A compelling kind of enigmatic cheek

Review by Nik Smythe 14th May 2009

Andre King slopes on stage, a genuine smile curiously combined with a wry smirk through suspiciously squinty eyes.  He announces upfront that this will be the ‘interactive’ style of comedy show, and demonstrates by meeting me and asking what I do. 

"I’m a reviewer," I say. "Whoa, Jesus, fuck!" says he, and I’m thinking, "Heh heh, that freaked ‘im."  However, he’s not incorrect in assuming that when I was a child, I didn’t dream of being a reviewer.  And therein is part of the point that Andre King really really hopes to convey, so that you really get it, about who we are and what matters in our lives.
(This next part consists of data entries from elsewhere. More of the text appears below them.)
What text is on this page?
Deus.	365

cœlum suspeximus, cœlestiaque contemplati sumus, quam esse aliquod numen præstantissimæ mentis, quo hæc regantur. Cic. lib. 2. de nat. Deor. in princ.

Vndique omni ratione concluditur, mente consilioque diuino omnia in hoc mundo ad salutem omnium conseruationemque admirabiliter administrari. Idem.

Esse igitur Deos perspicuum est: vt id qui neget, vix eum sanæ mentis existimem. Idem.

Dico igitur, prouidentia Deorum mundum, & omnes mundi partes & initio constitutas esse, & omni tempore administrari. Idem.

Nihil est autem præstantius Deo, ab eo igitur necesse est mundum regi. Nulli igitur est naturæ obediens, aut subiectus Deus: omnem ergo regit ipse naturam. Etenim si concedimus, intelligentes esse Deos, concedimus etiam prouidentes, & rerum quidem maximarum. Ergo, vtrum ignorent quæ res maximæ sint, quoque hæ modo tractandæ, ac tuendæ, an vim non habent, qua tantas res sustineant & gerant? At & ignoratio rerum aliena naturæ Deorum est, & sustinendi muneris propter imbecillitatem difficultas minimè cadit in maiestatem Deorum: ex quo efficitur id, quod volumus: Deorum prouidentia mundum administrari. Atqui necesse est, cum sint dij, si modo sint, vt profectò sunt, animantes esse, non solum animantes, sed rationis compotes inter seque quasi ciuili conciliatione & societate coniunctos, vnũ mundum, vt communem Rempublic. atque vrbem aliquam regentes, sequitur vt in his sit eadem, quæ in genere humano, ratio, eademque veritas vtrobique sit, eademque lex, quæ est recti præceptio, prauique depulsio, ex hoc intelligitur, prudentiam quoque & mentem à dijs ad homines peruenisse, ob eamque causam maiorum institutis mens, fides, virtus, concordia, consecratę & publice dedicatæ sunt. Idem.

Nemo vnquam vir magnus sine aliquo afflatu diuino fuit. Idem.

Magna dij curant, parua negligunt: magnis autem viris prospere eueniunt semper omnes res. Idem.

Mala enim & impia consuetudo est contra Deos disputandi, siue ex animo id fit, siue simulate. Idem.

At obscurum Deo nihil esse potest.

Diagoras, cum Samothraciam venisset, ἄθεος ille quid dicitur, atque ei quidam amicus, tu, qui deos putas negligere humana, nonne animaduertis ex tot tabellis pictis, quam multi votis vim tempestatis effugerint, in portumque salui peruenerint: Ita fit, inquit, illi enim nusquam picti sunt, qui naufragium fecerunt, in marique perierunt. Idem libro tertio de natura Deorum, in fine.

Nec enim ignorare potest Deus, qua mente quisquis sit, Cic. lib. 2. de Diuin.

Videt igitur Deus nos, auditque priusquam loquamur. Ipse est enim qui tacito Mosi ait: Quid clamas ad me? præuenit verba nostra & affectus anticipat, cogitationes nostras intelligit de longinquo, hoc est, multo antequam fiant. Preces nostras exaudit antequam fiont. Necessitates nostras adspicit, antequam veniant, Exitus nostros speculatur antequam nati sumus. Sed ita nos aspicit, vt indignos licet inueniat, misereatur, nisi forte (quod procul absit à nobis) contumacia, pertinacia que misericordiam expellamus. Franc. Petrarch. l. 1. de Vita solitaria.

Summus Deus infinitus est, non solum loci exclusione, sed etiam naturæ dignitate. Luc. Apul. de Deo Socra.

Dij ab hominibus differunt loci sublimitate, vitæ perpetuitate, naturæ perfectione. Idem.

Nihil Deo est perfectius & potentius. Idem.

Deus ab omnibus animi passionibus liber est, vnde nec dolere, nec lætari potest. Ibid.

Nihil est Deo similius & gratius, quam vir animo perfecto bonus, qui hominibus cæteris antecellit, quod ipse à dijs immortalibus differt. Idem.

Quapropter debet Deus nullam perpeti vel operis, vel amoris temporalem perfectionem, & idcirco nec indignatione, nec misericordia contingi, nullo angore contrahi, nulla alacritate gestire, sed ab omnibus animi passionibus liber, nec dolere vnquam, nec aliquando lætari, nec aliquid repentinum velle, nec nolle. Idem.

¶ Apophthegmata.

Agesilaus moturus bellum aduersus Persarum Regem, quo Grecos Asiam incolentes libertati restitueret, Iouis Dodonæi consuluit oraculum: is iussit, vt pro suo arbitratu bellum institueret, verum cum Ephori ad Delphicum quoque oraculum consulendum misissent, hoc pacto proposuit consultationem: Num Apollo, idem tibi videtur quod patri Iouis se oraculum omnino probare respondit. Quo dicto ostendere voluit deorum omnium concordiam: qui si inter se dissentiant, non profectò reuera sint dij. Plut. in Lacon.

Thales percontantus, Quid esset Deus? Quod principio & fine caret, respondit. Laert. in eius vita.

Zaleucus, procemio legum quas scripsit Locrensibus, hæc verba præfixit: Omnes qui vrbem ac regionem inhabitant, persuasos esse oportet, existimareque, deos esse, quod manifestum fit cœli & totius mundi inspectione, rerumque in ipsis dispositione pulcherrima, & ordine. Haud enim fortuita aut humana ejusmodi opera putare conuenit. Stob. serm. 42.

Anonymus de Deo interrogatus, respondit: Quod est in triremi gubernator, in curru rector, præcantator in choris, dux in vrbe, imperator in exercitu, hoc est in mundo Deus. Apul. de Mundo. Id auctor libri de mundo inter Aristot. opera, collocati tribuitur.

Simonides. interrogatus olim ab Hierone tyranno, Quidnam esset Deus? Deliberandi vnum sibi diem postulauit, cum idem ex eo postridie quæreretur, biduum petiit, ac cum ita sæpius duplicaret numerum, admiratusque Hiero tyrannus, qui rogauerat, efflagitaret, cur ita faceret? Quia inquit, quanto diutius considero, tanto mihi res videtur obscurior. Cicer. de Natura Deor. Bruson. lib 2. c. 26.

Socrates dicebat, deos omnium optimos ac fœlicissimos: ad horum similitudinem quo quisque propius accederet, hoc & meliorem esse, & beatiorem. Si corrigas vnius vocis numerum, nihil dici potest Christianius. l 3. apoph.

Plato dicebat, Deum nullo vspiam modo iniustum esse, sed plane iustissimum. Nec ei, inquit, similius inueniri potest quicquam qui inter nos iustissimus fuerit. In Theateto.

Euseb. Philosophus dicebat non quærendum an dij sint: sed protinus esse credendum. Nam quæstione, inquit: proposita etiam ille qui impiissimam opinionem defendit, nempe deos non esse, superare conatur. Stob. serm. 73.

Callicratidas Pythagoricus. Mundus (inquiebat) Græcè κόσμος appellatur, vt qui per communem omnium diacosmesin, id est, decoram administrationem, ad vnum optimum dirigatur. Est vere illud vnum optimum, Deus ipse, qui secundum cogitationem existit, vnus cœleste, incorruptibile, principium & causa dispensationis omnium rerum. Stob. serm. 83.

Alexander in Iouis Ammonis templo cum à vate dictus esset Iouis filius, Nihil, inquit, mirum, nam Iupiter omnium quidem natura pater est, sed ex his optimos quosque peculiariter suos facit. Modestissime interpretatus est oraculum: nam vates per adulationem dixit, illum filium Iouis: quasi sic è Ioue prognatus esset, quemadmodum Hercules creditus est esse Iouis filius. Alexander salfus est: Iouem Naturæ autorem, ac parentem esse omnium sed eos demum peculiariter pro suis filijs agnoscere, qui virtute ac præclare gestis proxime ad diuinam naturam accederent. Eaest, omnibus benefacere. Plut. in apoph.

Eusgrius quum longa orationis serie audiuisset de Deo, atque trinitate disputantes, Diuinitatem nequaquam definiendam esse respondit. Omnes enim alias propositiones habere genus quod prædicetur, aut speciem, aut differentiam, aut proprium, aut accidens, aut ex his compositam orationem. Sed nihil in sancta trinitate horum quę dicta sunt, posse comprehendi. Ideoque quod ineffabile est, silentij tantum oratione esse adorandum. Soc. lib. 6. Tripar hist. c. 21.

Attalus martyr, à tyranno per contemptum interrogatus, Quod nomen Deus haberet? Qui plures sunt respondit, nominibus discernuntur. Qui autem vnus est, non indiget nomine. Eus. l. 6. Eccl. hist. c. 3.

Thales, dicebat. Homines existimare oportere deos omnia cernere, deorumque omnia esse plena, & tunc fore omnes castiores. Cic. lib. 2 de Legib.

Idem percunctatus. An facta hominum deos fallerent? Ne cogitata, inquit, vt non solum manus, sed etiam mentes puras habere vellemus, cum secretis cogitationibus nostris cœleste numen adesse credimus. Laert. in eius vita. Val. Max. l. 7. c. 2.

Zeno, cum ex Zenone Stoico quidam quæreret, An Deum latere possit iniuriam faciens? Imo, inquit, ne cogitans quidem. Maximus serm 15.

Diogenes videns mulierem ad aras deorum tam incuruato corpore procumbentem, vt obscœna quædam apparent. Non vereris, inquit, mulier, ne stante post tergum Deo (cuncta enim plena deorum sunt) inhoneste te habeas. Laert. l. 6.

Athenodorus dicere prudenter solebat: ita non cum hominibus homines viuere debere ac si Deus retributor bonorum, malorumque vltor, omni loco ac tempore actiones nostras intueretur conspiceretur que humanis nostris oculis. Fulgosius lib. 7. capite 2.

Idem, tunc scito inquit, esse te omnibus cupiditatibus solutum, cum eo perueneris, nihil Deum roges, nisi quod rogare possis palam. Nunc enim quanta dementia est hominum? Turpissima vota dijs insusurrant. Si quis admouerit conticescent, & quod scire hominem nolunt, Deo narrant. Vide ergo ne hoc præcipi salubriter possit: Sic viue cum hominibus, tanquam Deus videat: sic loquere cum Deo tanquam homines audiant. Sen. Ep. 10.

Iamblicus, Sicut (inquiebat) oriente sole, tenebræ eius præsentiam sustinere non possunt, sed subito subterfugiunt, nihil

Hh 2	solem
At the outset King explains the show’s title is a reference to Bill Hicks’ famous passage about "The Ride" of life.*  For the uninitiated King recites an excerpt, turning Hicks’ set-closing piece into a kind of set-opening karakia… at least, the closest thing to a karakia we are likely to get out of this educated Māori atheist.

Andre has a slow stillness to him sometimes bordering on the glacial, while almost (but not quite) continually maintaining a compelling kind of enigmatic cheek. 
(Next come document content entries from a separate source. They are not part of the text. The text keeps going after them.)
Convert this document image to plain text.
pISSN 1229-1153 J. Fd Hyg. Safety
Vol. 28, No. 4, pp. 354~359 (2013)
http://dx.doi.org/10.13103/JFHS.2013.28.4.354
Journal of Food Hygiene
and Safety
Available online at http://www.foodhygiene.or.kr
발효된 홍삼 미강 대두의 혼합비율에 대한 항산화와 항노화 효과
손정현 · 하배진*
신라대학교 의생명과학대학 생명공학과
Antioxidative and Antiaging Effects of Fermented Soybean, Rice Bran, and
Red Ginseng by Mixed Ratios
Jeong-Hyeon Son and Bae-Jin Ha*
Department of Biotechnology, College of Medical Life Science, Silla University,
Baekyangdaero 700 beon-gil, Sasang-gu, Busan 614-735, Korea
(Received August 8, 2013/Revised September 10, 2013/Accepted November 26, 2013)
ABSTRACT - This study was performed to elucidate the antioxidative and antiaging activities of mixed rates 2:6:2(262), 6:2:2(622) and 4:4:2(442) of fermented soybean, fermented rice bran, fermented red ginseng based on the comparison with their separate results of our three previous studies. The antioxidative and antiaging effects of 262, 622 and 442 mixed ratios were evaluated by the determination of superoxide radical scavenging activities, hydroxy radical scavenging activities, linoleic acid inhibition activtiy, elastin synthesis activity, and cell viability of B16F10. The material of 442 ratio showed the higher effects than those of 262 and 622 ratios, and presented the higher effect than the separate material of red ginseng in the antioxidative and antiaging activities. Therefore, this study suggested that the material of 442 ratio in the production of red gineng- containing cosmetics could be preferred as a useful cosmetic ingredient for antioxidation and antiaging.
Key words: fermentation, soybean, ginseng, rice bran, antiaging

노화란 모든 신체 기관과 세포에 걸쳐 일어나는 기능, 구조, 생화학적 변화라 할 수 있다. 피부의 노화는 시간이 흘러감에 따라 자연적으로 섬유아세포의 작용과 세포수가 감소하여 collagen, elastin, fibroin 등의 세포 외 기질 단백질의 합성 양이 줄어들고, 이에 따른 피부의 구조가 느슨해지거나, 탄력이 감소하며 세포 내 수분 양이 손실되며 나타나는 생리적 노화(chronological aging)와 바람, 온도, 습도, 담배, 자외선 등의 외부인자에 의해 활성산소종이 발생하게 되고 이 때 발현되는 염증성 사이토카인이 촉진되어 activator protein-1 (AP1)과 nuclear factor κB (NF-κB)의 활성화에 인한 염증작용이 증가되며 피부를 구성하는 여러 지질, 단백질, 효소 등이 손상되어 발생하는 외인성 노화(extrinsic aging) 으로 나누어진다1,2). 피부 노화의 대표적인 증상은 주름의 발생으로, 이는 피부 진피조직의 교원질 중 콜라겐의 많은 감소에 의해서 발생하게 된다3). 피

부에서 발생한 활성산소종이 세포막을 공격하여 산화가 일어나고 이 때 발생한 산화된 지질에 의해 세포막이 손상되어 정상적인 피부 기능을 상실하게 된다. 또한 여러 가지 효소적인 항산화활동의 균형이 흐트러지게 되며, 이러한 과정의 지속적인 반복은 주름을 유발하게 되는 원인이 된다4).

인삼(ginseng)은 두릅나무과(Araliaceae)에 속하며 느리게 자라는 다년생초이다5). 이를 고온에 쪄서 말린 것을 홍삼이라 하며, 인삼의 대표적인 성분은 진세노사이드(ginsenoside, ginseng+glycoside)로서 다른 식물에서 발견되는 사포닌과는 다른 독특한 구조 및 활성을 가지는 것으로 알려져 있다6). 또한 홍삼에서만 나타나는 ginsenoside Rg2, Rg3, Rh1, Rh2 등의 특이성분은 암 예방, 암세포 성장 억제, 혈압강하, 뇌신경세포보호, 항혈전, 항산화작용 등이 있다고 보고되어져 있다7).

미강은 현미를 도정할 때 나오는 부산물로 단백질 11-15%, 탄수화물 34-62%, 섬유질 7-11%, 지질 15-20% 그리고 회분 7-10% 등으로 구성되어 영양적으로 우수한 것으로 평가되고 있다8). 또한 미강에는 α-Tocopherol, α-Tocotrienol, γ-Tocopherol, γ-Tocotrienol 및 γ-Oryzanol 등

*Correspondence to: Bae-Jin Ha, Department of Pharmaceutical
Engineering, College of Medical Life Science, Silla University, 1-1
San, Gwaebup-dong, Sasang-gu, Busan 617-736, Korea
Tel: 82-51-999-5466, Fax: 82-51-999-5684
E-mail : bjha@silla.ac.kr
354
His laid-back treatises expose the absurd wild goose chases that permeate all our lives – politics, advertising, religion… the usual suspects of comedy topics, laden with the irony also familiar in the industry.  But King repeatedly emphasises the truth behind this irony, desperate for us to realise that life is that simple, and far more beautiful than some of us may have noticed.

Within this earnest crusade, King’s humour sparks and tickles, ensuring folks just along for the laughs are getting their money’s worth.  He seems to reach a kind of conclusion a little early, at which point he obligingly fields a request to perform his tried and tested routine on the being an educated Māori.
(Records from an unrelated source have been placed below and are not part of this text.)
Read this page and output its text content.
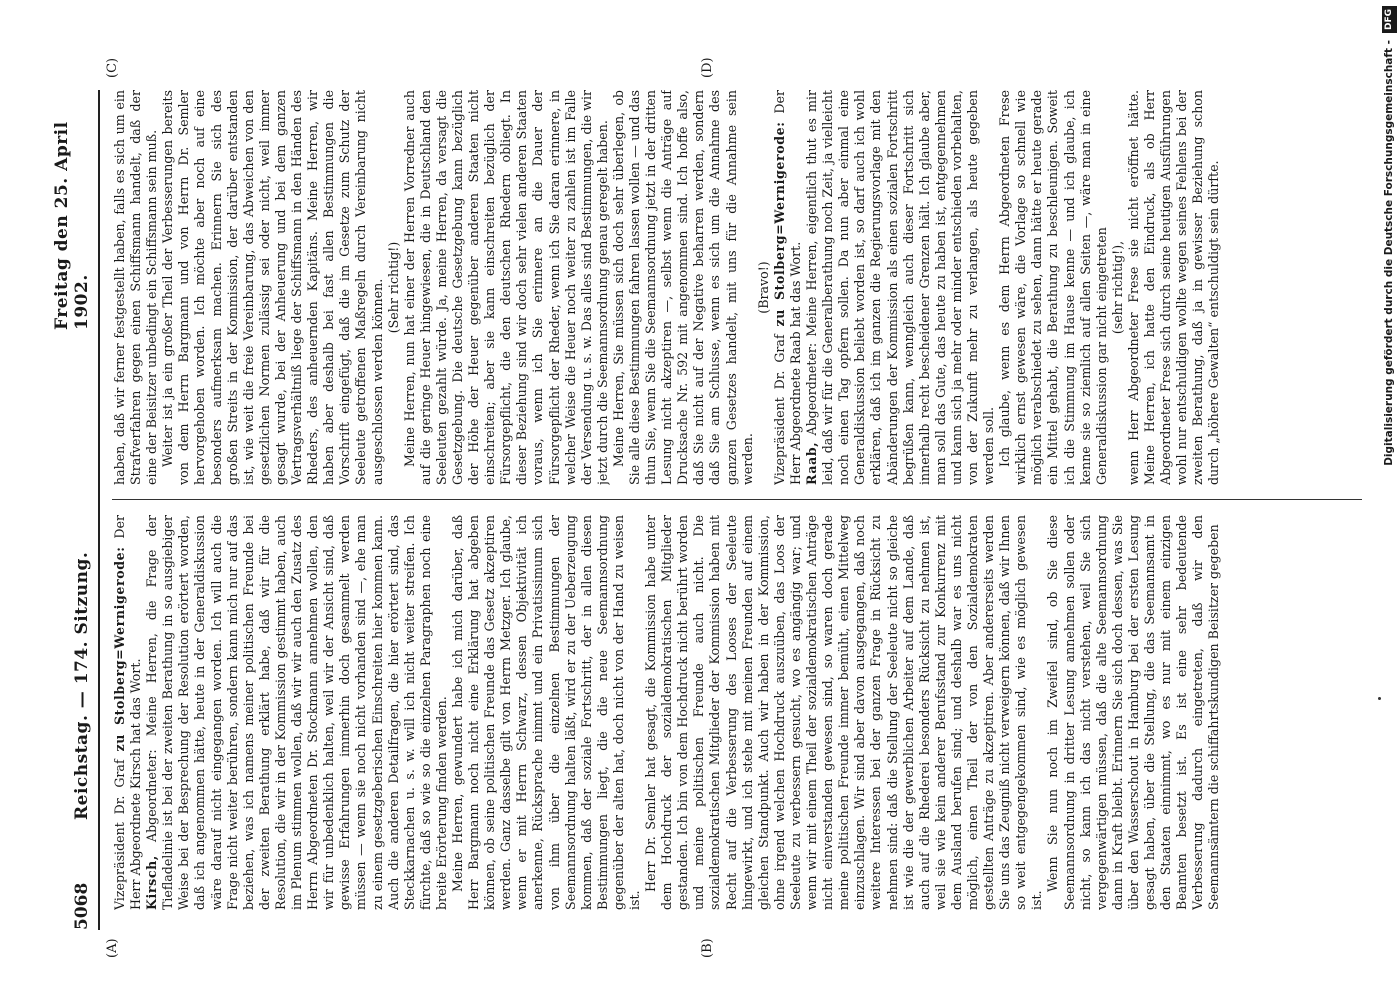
5068
Reichstag. — 174. Sitzung.
Freitag den 25. April 1902.
(A)	(B)
(C)	(D)

Vizepräsident Dr. Graf zu Stolberg=Wernigerode: Der Herr Abgeordnete Kirsch hat das Wort. Kirsch, Abgeordneter: Meine Herren, die Frage der Tiefladelinie ist bei der zweiten Berathung in so ausgiebiger Weise bei der Besprechung der Resolution erörtert worden, daß ich angenommen hätte, heute in der Generaldiskussion wäre darauf nicht eingegangen worden. Ich will auch die Frage nicht weiter berühren, sondern kann mich nur auf das beziehen, was ich namens meiner politischen Freunde bei der zweiten Berathung erklärt habe, daß wir für die Resolution, die wir in der Kommission gestimmt haben, auch im Plenum stimmen wollen, daß wir wir auch den Zusatz des Herrn Abgeordneten Dr. Stockmann annehmen wollen, den wir für unbedenklich halten, weil wir der Ansicht sind, daß gewisse Erfahrungen immerhin doch gesammelt werden müssen — wenn sie noch nicht vorhanden sind —, ehe man zu einem gesetzgeberischen Einschreiten hier kommen kann. Auch die anderen Detailfragen, die hier erörtert sind, das Steckkarnachen u. s. w. will ich nicht weiter streifen. Ich fürchte, daß so wie so die einzelnen Paragraphen noch eine breite Erörterung finden werden. Meine Herren, gewundert habe ich mich darüber, daß Herr Bargmann noch nicht eine Erklärung hat abgeben können, ob seine politischen Freunde das Gesetz akzeptiren werden. Ganz dasselbe gilt von Herrn Metzger. Ich glaube, wenn er mit Herrn Schwarz, dessen Objektivität ich anerkenne, Rücksprache nimmt und ein Privatissimum sich von ihm über die einzelnen Bestimmungen der Seemannsordnung halten läßt, wird er zu der Ueberzeugung kommen, daß der soziale Fortschritt, der in allen diesen Bestimmungen liegt, die die neue Seemannsordnung gegenüber der alten hat, doch nicht von der Hand zu weisen ist.

Herr Dr. Semler hat gesagt, die Kommission habe unter dem Hochdruck der sozialdemokratischen Mitglieder gestanden. Ich bin von dem Hochdruck nicht berührt worden und meine politischen Freunde auch nicht. Die sozialdemokratischen Mitglieder der Kommission haben mit Recht auf die Verbesserung des Looses der Seeleute hingewirkt, und ich stehe mit meinen Freunden auf einem gleichen Standpunkt. Auch wir haben in der Kommission, ohne irgend welchen Hochdruck auszuüben, das Loos der Seeleute zu verbessern gesucht, wo es angängig war; und wenn wir mit einem Theil der sozialdemokratischen Anträge nicht einverstanden gewesen sind, so waren doch gerade meine politischen Freunde immer bemüht, einen Mittelweg einzuschlagen. Wir sind aber davon ausgegangen, daß noch weitere Interessen bei der ganzen Frage in Rücksicht zu nehmen sind: daß die Stellung der Seeleute nicht so gleiche ist wie die der gewerblichen Arbeiter auf dem Lande, daß auch auf die Rhederei besonders Rücksicht zu nehmen ist, weil sie wie kein anderer Berufsstand zur Konkurrenz mit dem Ausland berufen sind; und deshalb war es uns nicht möglich, einen Theil der von den Sozialdemokraten gestellten Anträge zu akzeptiren. Aber andererseits werden Sie uns das Zeugniß nicht verweigern können, daß wir Ihnen so weit entgegengekommen sind, wie es möglich gewesen ist.

Wenn Sie nun noch im Zweifel sind, ob Sie diese Seemannsordnung in dritter Lesung annehmen sollen oder nicht, so kann ich das nicht verstehen, weil Sie sich vergegenwärtigen müssen, daß die alte Seemannsordnung dann in Kraft bleibt. Erinnern Sie sich doch dessen, was Sie über den Wasserschout in Hamburg bei der ersten Lesung gesagt haben, über die Stellung, die das Seemannsamt in den Staaten einnimmt, wo es nur mit einem einzigen Beamten besetzt ist. Es ist eine sehr bedeutende Verbesserung dadurch eingetreten, daß wir den Seemannsämtern die schiffahrtskundigen Beisitzer gegeben

haben, daß wir ferner festgestellt haben, falls es sich um ein Strafverfahren gegen einen Schiffsmann handelt, daß der eine der Beisitzer unbedingt ein Schiffsmann sein muß. Weiter ist ja ein großer Theil der Verbesserungen bereits von dem Herrn Bargmann und von Herrn Dr. Semler hervorgehoben worden. Ich möchte aber noch auf eine besonders aufmerksam machen. Erinnern Sie sich des großen Streits in der Kommission, der darüber entstanden ist, wie weit die freie Vereinbarung, das Abweichen von den gesetzlichen Normen zulässig sei oder nicht, weil immer gesagt wurde, bei der Anheuerung und bei dem ganzen Vertragsverhältniß liege der Schiffsmann in den Händen des Rheders, des anheuernden Kapitäns. Meine Herren, wir haben aber deshalb bei fast allen Bestimmungen die Vorschrift eingefügt, daß die im Gesetze zum Schutz der Seeleute getroffenen Maßregeln durch Vereinbarung nicht ausgeschlossen werden können. (Sehr richtig!) Meine Herren, nun hat einer der Herren Vorredner auch auf die geringe Heuer hingewiesen, die in Deutschland den Seeleuten gezahlt würde. Ja, meine Herren, da versagt die Gesetzgebung. Die deutsche Gesetzgebung kann bezüglich der Höhe der Heuer gegenüber anderen Staaten nicht einschreiten; aber sie kann einschreiten bezüglich der Fürsorgepflicht, die den deutschen Rhedern obliegt. In dieser Beziehung sind wir doch sehr vielen anderen Staaten voraus, wenn ich Sie erinnere an die Dauer der Fürsorgepflicht der Rheder, wenn ich Sie daran erinnere, in welcher Weise die Heuer noch weiter zu zahlen ist im Falle der Versendung u. s. w. Das alles sind Bestimmungen, die wir jetzt durch die Seemannsordnung genau geregelt haben. Meine Herren, Sie müssen sich doch sehr überlegen, ob Sie alle diese Bestimmungen fahren lassen wollen — und das thun Sie, wenn Sie die Seemannsordnung jetzt in der dritten Lesung nicht akzeptiren —, selbst wenn die Anträge auf Drucksache Nr. 592 mit angenommen sind. Ich hoffe also, daß Sie nicht auf der Negative beharren werden, sondern daß Sie am Schlusse, wenn es sich um die Annahme des ganzen Gesetzes handelt, mit uns für die Annahme sein werden.

(Bravo!)

Vizepräsident Dr. Graf zu Stolberg=Wernigerode: Der Herr Abgeordnete Raab hat das Wort. Raab, Abgeordneter: Meine Herren, eigentlich thut es mir leid, daß wir für die Generalberathung noch Zeit, ja vielleicht noch einen Tag opfern sollen. Da nun aber einmal eine Generaldiskussion beliebt worden ist, so darf auch ich wohl erklären, daß ich im ganzen die Regierungsvorlage mit den Abänderungen der Kommission als einen sozialen Fortschritt begrüßen kann, wenngleich auch dieser Fortschritt sich innerhalb recht bescheidener Grenzen hält. Ich glaube aber, man soll das Gute, das heute zu haben ist, entgegennehmen und kann sich ja mehr oder minder entschieden vorbehalten, von der Zukunft mehr zu verlangen, als heute gegeben werden soll. Ich glaube, wenn es dem Herrn Abgeordneten Frese wirklich ernst gewesen wäre, die Vorlage so schnell wie möglich verabschiedet zu sehen, dann hätte er heute gerade ein Mittel gehabt, die Berathung zu beschleunigen. Soweit ich die Stimmung im Hause kenne — und ich glaube, ich kenne sie so ziemlich auf allen Seiten —, wäre man in eine Generaldiskussion gar nicht eingetreten (sehr richtig!), wenn Herr Abgeordneter Frese sie nicht eröffnet hätte. Meine Herren, ich hatte den Eindruck, als ob Herr Abgeordneter Frese sich durch seine heutigen Ausführungen wohl nur entschuldigen wollte wegen seines Fehlens bei der zweiten Berathung, daß ja in gewisser Beziehung schon durch „höhere Gewalten“ entschuldigt sein dürfte.	Digitalisierung gefördert durch die Deutsche Forschungsgemeinschaft -
DFG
As for my own position, I have my reasons for reviewing (affordable entertainment, people keep asking me to), but I concur wholeheartedly with King being far more impressed by the woman he spoke to who works in early-childhood education, is fulfilled in her work, and can’t imagine doing anything else.  That’s what he’s talking about! 
– – – – – – – – – – – –
*In recognition of Kings primary interest to have this existential message understood, this is Hicks’ classic speech in its entirety.  Note the frustratingly simple solution in the final paragraph:

The World is like a ride in an amusement park, and when you choose to go on it you think it’s real, because that’s how powerful our minds are. And the ride goes up and down and round and round, and it has thrills and chills and is very brightly colored, and it’s very loud. And it’s fun, for a while.

Some people have been on the ride for a long time, and they’ve begun to question, "Is this real, or is this just a ride?" and other people have remembered, and they’ve come back to us and they say "Hey, don’t worry. Don’t be afraid, ever, because this is just a ride." and we KILL THOSE PEOPLE.

""Shut him up! We have a lot invested in this ride! SHUT HIM UP! Look at my furrows of worry. Look at my big bank account, and my family. This has to be real."

It’s just a ride.

But we always kill those good guys who try and tell us that. You ever noticed that? And let the demons run amok. But it doesn’t matter, because … It’s just a ride.

And we can change it anytime we want. It’s only a choice. No effort, no work, no job, no savings of money. A choice, right now, between fear and love. The eyes of fear wants you to put bigger locks on your door, buy guns, close yourself off. The eyes of love, instead see all of us as one.

Here’s what we can do to change the world right now, to a better ride:

Take all that money we spent on weapons and defense each year and instead spend it feeding, clothing, and educating the poor of the world, which it would many times over, not one human being excluded, and WE CAN EXPLORE SPACE, TOGETHER, BOTH INNER AND OUTER, forever … in peace.